Our laboratory has previously developed a highly sensitive targeted nanoLC-MS workflow which will be further utilized in cooperation with clinical partners for the detection of tumor-specific, often low abundant, neoepitope candidates predicted from next-generation sequencing data.

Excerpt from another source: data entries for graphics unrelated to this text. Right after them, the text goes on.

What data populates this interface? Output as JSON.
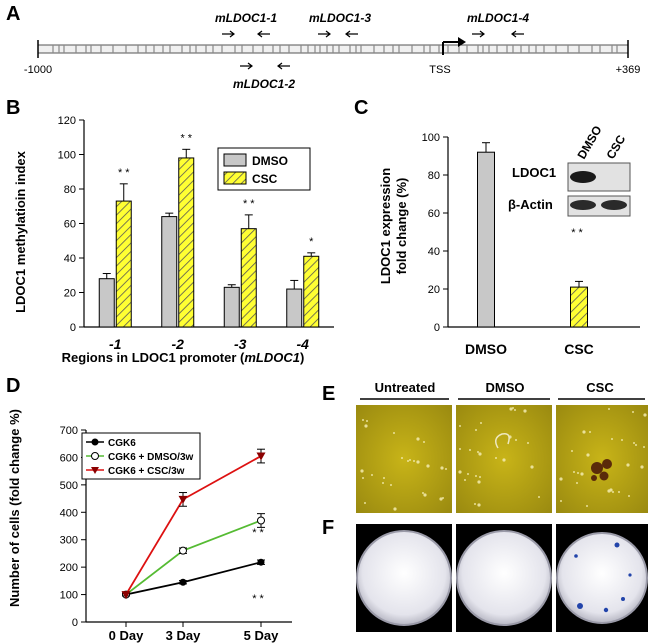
{
  "panels": {
    "a": "A",
    "b": "B",
    "c": "C",
    "d": "D",
    "e": "E",
    "f": "F"
  },
  "panel_a": {
    "start_label": "-1000",
    "end_label": "+369",
    "tss_label": "TSS",
    "regions": [
      "mLDOC1-1",
      "mLDOC1-2",
      "mLDOC1-3",
      "mLDOC1-4"
    ]
  },
  "panel_e": {
    "labels": [
      "Untreated",
      "DMSO",
      "CSC"
    ]
  },
  "chart_data": [
    {
      "panel": "B",
      "type": "bar",
      "ylabel": "LDOC1 methylatioin index",
      "xlabel_prefix": "Regions in LDOC1 promoter (",
      "xlabel_italic": "mLDOC1",
      "xlabel_suffix": ")",
      "categories": [
        "-1",
        "-2",
        "-3",
        "-4"
      ],
      "ylim": [
        0,
        120
      ],
      "yticks": [
        "0",
        "20",
        "40",
        "60",
        "80",
        "100",
        "120"
      ],
      "series": [
        {
          "name": "DMSO",
          "values": [
            28,
            64,
            23,
            22
          ],
          "errors": [
            3,
            2,
            1.5,
            5
          ],
          "color": "#c8c8c8"
        },
        {
          "name": "CSC",
          "values": [
            73,
            98,
            57,
            41
          ],
          "errors": [
            10,
            5,
            8,
            2
          ],
          "color": "#ffff33"
        }
      ],
      "significance": [
        "* *",
        "* *",
        "* *",
        "*"
      ]
    },
    {
      "panel": "C",
      "type": "bar",
      "ylabel_line1": "LDOC1 expression",
      "ylabel_line2": "fold change (%)",
      "categories": [
        "DMSO",
        "CSC"
      ],
      "values": [
        92,
        21
      ],
      "errors": [
        5,
        3
      ],
      "colors": [
        "#c8c8c8",
        "#ffff33"
      ],
      "ylim": [
        0,
        100
      ],
      "yticks": [
        "0",
        "20",
        "40",
        "60",
        "80",
        "100"
      ],
      "significance": "* *",
      "inset": {
        "lanes": [
          "DMSO",
          "CSC"
        ],
        "rows": [
          "LDOC1",
          "β-Actin"
        ]
      }
    },
    {
      "panel": "D",
      "type": "line",
      "ylabel": "Number of cells (fold change %)",
      "categories": [
        "0 Day",
        "3 Day",
        "5 Day"
      ],
      "ylim": [
        0,
        700
      ],
      "yticks": [
        "0",
        "100",
        "200",
        "300",
        "400",
        "500",
        "600",
        "700"
      ],
      "series": [
        {
          "name": "CGK6",
          "values": [
            100,
            145,
            218
          ],
          "errors": [
            5,
            6,
            8
          ],
          "color": "#000000",
          "marker": "circle-filled"
        },
        {
          "name": "CGK6 + DMSO/3w",
          "values": [
            100,
            260,
            370
          ],
          "errors": [
            5,
            10,
            25
          ],
          "color": "#55bb33",
          "marker": "circle-open"
        },
        {
          "name": "CGK6 + CSC/3w",
          "values": [
            100,
            447,
            605
          ],
          "errors": [
            5,
            25,
            25
          ],
          "color": "#dd1111",
          "marker": "triangle-down"
        }
      ],
      "significance": [
        "* *",
        "* *"
      ]
    }
  ]
}
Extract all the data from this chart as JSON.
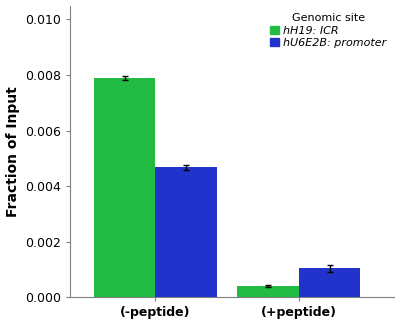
{
  "groups": [
    "(-peptide)",
    "(+peptide)"
  ],
  "series": [
    {
      "label": "hH19: ICR",
      "color": "#22bb44",
      "values": [
        0.0079,
        0.00042
      ],
      "errors": [
        8e-05,
        4e-05
      ]
    },
    {
      "label": "hU6E2B: promoter",
      "color": "#2233cc",
      "values": [
        0.00468,
        0.00105
      ],
      "errors": [
        0.0001,
        0.00013
      ]
    }
  ],
  "ylabel": "Fraction of Input",
  "ylim": [
    0,
    0.0105
  ],
  "yticks": [
    0.0,
    0.002,
    0.004,
    0.006,
    0.008,
    0.01
  ],
  "legend_title": "Genomic site",
  "bar_width": 0.18,
  "background_color": "#ffffff",
  "title_fontsize": 8,
  "axis_fontsize": 10,
  "tick_fontsize": 9,
  "legend_fontsize": 8,
  "group_positions": [
    0.3,
    0.72
  ]
}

Additionally, the aim of this project is to establish a data-independent acquisition (DIA) strategy for immunopeptidomics. In DIA, all peptides within a defined mass/charge window are subjected to fragmentation in an unbiased manner generating highly convoluted mass spectra. This process is iterated across the complete mass/charge range in order to generate a "digital map" of the analyzed sample. Albeit not expected to be as sensitive as the already established targeted workflow, DIA analysis of tumor material will allow us to investigate the presentation of a broader neoepitope candidate panel, including those arising from non-canonical sources such as bacterial peptides, translation from alternative open reading frames or peptides originating from alternatively spliced transcripts. Moreover, DIA analysis will be used to explore the immunopeptidome as a whole to gain insights into antigen processing and presentation and to elucidate the effect of perturbations such as drug treatments or altered gene expression on the presented immunopeptidome in order to identify vulnerabilities of cancer cells.
Resulting Publications
MediMer: a versatile do-it-yourself peptide-receptive MHC class I multimer platform for tumor neoantigen-specific T cell detection.
Meyer M, Parpoulas C*, Barthélémy T*, Becker JP, Charoentong P, Lyu Y, Börsig S, Bulbuc N, Tessmer C, Weinacht L, Ibberson D, Schmidt P, Pipkorn R, Eichmüller SB, Steinberger P, Lindner K, Poschke I, Platten M, Fröhling S, Riemer AB, Hassel JC, Roberti MP, Jäger D, Zörnig I, Momburg F. * Equal contributors.
Frontiers in Immunology. 2024; 14:1294565.
The importance of being presented: target validation by immunopeptidomics for epitope-specific immunotherapies.
Becker JP, Riemer AB.
Frontiers in Immunology 2022, 13: 883989.